A 2009 article in the Journal of Law and Criminology found that 88 percent of criminologists believe the death penalty does not deter crime. Studies in state after state show that the death penalty is massively more expensive than life sentences and that it is applied disproportionately to black defendants. And 141 people have been released from death row in the past 41 years, according to the Equal Justice Initiative. For every nine people executed in the U.S., one has been exonerated, the initiative says.

Yates has admitted or been convicted of killing 16 women in Spokane and Tacoma in the 1980s and 1990s. He later admitted to killing a couple in Walla Walla in 1975, and it would not be at all surprising if he had killed more.

He preyed upon the least-protected people in society with ruthlessness and sociopathic precision, picking up women who were working the streets, shooting them and dumping their bodies. He built murder into the shadows of a routine, domestic life; a retired Army helicopter pilot, he worked at Kaiser, he was married with five children, and they all lived in a large house on the South Hill.

From the start, his case was always one that pressed the question of punishment: life or death? There is no question of his guilt, and once he was arrested there was never much doubt that he would never again be released.

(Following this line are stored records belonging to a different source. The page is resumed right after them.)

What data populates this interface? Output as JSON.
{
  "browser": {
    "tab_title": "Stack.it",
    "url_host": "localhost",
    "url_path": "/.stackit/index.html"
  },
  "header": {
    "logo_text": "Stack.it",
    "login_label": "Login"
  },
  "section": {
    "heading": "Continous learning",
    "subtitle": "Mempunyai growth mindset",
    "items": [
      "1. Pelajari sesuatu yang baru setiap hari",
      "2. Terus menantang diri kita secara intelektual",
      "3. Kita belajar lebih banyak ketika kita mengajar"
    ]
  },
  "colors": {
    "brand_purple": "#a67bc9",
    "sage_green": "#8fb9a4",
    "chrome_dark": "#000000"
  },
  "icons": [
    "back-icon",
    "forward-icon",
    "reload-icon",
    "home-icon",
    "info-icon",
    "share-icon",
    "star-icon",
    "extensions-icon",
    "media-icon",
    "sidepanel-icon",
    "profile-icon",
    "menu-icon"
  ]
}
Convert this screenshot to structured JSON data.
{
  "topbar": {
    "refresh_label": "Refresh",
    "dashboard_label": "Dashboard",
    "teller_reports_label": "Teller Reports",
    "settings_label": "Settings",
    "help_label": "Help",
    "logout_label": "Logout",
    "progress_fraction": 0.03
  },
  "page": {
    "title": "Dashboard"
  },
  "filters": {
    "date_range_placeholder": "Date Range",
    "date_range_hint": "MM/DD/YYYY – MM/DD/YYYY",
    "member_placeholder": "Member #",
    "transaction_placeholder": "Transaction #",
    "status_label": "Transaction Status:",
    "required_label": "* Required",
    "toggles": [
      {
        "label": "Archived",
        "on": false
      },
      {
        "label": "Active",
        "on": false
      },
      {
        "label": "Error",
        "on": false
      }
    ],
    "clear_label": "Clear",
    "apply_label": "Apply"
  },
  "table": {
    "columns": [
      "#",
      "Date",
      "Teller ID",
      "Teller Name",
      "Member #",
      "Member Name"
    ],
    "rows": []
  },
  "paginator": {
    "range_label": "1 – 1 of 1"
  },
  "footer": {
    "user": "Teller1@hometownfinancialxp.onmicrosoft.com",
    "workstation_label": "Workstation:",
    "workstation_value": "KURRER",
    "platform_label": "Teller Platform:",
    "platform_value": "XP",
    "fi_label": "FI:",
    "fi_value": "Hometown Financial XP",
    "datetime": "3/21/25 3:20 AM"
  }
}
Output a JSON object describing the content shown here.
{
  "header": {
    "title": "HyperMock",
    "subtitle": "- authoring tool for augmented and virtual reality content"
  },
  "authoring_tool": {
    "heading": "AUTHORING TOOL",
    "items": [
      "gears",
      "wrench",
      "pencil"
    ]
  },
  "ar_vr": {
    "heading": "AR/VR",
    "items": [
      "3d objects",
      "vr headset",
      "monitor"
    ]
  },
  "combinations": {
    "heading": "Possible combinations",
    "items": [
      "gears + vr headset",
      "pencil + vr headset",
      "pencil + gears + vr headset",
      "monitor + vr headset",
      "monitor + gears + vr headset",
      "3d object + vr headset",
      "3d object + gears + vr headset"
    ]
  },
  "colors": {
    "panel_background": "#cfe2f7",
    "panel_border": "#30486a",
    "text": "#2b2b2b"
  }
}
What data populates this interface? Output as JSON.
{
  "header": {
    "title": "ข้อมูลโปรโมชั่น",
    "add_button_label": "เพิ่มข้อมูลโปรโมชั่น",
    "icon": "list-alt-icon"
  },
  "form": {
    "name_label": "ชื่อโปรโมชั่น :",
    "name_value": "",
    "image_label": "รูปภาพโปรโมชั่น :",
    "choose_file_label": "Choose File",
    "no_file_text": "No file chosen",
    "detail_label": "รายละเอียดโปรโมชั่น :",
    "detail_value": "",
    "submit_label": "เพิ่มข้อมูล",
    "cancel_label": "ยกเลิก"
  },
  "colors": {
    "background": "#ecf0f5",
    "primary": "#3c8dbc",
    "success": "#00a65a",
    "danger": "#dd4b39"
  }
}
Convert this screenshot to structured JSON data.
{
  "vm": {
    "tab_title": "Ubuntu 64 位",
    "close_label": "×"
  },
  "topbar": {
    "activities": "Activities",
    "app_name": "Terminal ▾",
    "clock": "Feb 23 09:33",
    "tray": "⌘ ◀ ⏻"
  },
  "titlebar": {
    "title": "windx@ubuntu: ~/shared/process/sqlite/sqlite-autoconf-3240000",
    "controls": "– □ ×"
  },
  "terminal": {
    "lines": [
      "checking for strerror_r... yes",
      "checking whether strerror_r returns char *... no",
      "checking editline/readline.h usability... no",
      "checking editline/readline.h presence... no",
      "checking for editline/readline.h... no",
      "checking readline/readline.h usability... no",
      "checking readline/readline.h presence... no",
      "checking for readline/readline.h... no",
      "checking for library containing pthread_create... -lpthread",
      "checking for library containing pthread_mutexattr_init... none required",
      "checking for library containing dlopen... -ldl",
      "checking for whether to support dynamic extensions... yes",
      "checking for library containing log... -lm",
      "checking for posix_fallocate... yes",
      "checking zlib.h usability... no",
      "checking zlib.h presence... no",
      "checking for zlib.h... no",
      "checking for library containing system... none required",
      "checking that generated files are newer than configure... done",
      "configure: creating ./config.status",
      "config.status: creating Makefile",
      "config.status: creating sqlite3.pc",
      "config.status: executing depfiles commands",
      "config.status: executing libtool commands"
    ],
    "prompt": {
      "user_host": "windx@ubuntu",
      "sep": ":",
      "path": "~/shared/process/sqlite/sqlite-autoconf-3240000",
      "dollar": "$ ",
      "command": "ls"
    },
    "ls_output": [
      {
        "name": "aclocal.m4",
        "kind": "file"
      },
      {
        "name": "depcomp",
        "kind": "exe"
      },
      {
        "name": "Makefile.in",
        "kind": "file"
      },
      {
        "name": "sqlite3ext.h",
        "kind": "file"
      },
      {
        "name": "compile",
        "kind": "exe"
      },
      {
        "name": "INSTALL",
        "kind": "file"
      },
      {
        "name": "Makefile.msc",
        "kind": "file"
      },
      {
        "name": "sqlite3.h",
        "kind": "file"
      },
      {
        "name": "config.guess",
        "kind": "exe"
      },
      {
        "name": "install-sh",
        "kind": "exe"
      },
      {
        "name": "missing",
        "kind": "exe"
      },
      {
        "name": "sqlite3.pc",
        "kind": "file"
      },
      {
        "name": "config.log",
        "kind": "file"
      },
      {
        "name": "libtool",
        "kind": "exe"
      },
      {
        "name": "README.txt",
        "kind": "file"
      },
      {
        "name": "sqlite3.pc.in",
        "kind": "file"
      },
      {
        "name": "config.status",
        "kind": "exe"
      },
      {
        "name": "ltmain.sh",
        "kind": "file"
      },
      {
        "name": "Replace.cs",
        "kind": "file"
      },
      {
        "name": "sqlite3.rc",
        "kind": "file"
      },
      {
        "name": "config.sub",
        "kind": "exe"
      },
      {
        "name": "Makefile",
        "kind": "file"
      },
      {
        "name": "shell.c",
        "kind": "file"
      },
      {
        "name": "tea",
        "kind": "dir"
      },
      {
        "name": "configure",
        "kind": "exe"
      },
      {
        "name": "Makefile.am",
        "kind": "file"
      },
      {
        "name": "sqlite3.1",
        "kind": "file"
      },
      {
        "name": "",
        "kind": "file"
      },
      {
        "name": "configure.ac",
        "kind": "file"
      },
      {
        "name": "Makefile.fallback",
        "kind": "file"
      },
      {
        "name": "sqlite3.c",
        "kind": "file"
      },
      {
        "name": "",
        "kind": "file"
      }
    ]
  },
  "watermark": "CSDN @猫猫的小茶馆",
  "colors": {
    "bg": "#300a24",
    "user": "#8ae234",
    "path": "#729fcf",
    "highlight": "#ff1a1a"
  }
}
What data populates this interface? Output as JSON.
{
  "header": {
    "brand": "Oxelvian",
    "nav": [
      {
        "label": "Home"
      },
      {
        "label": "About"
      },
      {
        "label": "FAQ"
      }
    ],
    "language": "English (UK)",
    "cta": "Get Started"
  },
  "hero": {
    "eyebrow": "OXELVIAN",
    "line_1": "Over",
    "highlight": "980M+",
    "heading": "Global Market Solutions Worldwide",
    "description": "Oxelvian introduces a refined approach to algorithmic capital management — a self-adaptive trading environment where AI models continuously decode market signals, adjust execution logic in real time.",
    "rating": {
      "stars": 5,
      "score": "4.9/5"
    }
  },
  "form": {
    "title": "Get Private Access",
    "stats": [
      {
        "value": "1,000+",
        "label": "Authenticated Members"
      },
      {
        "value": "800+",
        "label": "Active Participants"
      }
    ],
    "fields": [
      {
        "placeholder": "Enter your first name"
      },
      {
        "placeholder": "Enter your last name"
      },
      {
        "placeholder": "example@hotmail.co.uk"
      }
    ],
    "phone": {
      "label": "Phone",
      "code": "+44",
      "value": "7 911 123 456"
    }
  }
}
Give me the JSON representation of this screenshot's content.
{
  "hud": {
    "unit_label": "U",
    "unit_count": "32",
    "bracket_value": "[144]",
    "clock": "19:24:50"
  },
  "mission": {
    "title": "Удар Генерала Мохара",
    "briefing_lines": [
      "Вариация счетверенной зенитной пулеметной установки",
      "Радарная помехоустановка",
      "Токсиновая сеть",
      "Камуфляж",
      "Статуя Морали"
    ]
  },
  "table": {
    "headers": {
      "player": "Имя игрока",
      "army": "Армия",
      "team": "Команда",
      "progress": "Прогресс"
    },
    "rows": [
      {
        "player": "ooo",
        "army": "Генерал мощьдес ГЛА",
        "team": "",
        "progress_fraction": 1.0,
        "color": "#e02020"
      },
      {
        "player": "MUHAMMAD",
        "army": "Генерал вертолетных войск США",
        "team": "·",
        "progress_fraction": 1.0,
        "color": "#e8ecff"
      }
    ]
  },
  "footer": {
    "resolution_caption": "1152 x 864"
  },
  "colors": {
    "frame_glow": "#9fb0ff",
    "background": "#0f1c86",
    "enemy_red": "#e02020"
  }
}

Eventually, Yates pleaded guilty to 13 counts of murder and one count of attempted murder in Spokane County. He also confessed to a 14th murder for which he wasn’t charged – a lever prosecutors could hold over his head to bring the death penalty back to the table, if he reneged on the deal. As part of the deal, Yates told police where they could find the body of one of his victims: buried under his bedroom window.

Prosecutor Steve Tucker took heat for the deal, but it did something no death penalty case ever will: It closed the case without a million years of appeals. That’s not the only consideration, of course. Prosecutors in Tacoma promptly yanked the rug out from under Tucker’s deal, taking Yates to court on two murder charges and successfully seeking the death penalty.

At the time, a Pierce County prosecutor criticized the Spokane deal before the jury, asking: “Is human life that cheap?”

That’s one of those questions that strikes hard at first – and makes less sense the more you think about it. Kind of like the death penalty itself. Yates didn’t buy any lives. He took them. His punishment will not redeem that in any way whatsoever. We like to say people “pay” for their crimes, but there is no paying for his.

You could kill Yates 16 times, and his crimes would not be paid for.

The sun is setting on the death penalty. It simply cannot stand up to the growing evidence that it is haphazardly and illogically applied. The Yates case is one exhibit.